Это позиция прокурора, а окончательное решение за высшей судебной инстанцией страны.
ПОСЛЕСЛОВИЕ
Документальную повесть «Генерал–полковник Абакумов» под заголовком «Голгофа» впервые опубликовали весной 1991 года, когда Верховный суд СССР еще не вынес определения по делу Абакумова. Но, подчеркиваю, к этому времени между руководством высшей судебной инстанции и Прокуратурой СССР была достигнута принципиальная договоренность об удовлетворении надзорного протеста, чему я явился невольным свидетелем. Все вроде бы сводилось к процедурным формальностям, однако жизнь показала, что это далеко не так.
Как же развернулись события вокруг дела Абакумова на протяжении последующих лет?
Для начала надзорный протест, подготовленный А. Катусевым и подписанный Генеральным прокурором СССР Н. Трубиным, возвратили с Поварской улицы обратно на Пушкинскую по основаниям, скажем так, сугубо технологического характера: коль скоро Чернов подлежит полной реабилитации, тогда как Абакумов и другие осужденные — только переквалификации ими содеянного, надо, мол, представить на рассмотрение не один общий, а два раздельных документа.
Сказано — сделано: из ранее составленного протеста изъяли все, так или иначе связанное с Черновым, и дополнительно подготовили прокурорское заключение по вновь открывшимся обстоятельствам в деле Чернова.

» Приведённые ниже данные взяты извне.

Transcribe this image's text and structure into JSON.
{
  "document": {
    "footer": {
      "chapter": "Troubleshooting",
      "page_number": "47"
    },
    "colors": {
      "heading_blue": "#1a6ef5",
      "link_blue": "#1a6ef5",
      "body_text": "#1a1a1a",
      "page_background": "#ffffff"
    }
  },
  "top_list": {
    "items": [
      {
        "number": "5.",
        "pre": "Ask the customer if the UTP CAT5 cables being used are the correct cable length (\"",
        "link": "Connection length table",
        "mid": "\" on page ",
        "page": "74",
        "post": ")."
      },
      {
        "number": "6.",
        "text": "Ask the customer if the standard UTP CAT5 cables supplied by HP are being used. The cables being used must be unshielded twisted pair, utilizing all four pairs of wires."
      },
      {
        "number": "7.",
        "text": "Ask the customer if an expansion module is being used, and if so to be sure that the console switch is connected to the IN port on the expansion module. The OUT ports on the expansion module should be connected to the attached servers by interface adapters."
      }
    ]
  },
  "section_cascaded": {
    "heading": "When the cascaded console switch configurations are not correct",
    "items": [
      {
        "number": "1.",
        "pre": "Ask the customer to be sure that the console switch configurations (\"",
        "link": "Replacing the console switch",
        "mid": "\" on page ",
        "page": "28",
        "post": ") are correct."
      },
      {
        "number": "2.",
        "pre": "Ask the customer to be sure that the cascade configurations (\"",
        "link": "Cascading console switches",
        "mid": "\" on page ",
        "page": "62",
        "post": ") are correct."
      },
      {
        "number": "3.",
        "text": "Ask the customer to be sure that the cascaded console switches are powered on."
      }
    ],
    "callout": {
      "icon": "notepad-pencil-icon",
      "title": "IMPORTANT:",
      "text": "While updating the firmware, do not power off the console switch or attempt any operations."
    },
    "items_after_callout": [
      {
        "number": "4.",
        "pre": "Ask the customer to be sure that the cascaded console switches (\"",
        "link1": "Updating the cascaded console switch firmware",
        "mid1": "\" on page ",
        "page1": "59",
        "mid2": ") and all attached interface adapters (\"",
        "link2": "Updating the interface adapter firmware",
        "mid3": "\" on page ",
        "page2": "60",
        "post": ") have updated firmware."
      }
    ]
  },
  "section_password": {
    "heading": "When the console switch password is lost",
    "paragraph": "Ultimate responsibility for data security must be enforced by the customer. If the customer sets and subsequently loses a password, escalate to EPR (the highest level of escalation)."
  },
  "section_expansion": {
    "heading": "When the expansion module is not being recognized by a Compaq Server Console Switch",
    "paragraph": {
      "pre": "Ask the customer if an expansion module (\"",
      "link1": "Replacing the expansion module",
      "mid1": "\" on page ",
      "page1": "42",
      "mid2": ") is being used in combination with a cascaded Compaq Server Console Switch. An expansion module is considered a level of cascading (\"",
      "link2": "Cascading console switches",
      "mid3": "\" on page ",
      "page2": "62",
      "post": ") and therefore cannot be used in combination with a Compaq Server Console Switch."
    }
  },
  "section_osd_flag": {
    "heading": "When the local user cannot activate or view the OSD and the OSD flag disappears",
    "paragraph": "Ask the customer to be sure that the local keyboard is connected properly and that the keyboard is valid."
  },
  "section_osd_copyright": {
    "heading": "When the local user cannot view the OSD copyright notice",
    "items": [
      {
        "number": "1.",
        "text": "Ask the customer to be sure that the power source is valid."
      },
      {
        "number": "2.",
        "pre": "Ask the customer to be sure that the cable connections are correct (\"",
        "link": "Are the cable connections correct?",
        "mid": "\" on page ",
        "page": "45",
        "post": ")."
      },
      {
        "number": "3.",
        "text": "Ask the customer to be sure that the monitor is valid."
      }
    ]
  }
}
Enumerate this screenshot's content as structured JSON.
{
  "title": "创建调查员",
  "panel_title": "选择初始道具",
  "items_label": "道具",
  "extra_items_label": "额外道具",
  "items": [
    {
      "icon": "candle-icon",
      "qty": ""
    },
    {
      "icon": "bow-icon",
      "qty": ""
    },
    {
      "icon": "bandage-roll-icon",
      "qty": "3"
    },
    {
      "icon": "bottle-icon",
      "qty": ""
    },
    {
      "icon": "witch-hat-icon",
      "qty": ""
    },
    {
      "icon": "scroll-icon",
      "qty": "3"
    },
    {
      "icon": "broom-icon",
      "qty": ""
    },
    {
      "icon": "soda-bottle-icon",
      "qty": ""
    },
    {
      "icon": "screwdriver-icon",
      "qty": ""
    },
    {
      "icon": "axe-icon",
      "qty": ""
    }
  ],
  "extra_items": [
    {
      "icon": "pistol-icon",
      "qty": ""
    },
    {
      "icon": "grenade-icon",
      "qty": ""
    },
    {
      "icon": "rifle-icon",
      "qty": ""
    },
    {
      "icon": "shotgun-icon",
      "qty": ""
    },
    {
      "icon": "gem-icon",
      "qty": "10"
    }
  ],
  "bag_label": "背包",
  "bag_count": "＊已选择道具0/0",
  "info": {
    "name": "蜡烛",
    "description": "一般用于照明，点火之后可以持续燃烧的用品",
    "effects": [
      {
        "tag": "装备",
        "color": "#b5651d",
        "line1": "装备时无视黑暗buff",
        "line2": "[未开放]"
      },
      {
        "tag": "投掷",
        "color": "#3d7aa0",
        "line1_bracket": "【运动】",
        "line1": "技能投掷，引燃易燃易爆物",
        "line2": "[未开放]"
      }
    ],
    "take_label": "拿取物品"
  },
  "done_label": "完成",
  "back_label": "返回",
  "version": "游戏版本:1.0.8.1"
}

О чем же шла речь в этом заключении? Во- первых, все признательные показания Чернова на предварительном следствии, как явствовало из текста, были получены в результате применения к нему мер физического воздействия, что нашло подтверждение в протоколах допросов бывших работников Следственной части по особо важным делам МГБ и МВД, а также в показаниях бывшего начальника Внутренней тюрьмы Миронова и бывших начальников Лефортовской тюрьмы Дуринова и Захарова. Во–вторых, Чернов, исполняя должность начальника секретариата МГБ СССР, в допросах арестованных не участвовал и процессуальным лицом правоохранительных органов не являлся, а потому не может. нести уголовную ответственность за фальсификацию протоколов следственных действий. И наконец, в-третьих, направляя жалобы и заявления арестованных не тем, кому они были адресованы, а в Следственную часть МГБ, Чернов выполнял указания своего непосредственного начальника — министра Абакумова, и эти его действия не противоречили требованиям главы 18 УПК РСФСР (в редакции 1926 г.). Поскольку других обвинений ему не предъявлялось и доказательств его виновности не установлено, уголовное дело в отношении И. А. Чернова подлежит прекращению за отсутствием состава преступления.
А теперь зададимся правомерным вопросом: где же здесь открытие чего–то нового, хоть какая- нибудь малюсенькая деталь, ранее неведомая суду и следствию?
Ведь бывшие следователи и бывшие начальники тюрем МГБ допрашивались в 1953–1954 годах в связи с делом Берии и его ближайшего окружения, а также по обстоятельствам незаконного привлечения к уголовной ответственности евреев–врачей и так называемых мингрельских националистов. Иными словами, абсолютно все, что они творили с арестованными, в том числе и с Черновым, было доподлинно известно государственному обвинителю Руденко задолго до Ленинградского процесса по делу Абакумова. Что же касается остальных обвинений, в свое время предъявленных Чернову, то и тогда, в 1954 году, они, оказывается, не стоили и выеденного яйца, не основывались на законе. Отсюда невольно напрашивается вопрос — а есть ли разница между Руденко и Вышинским?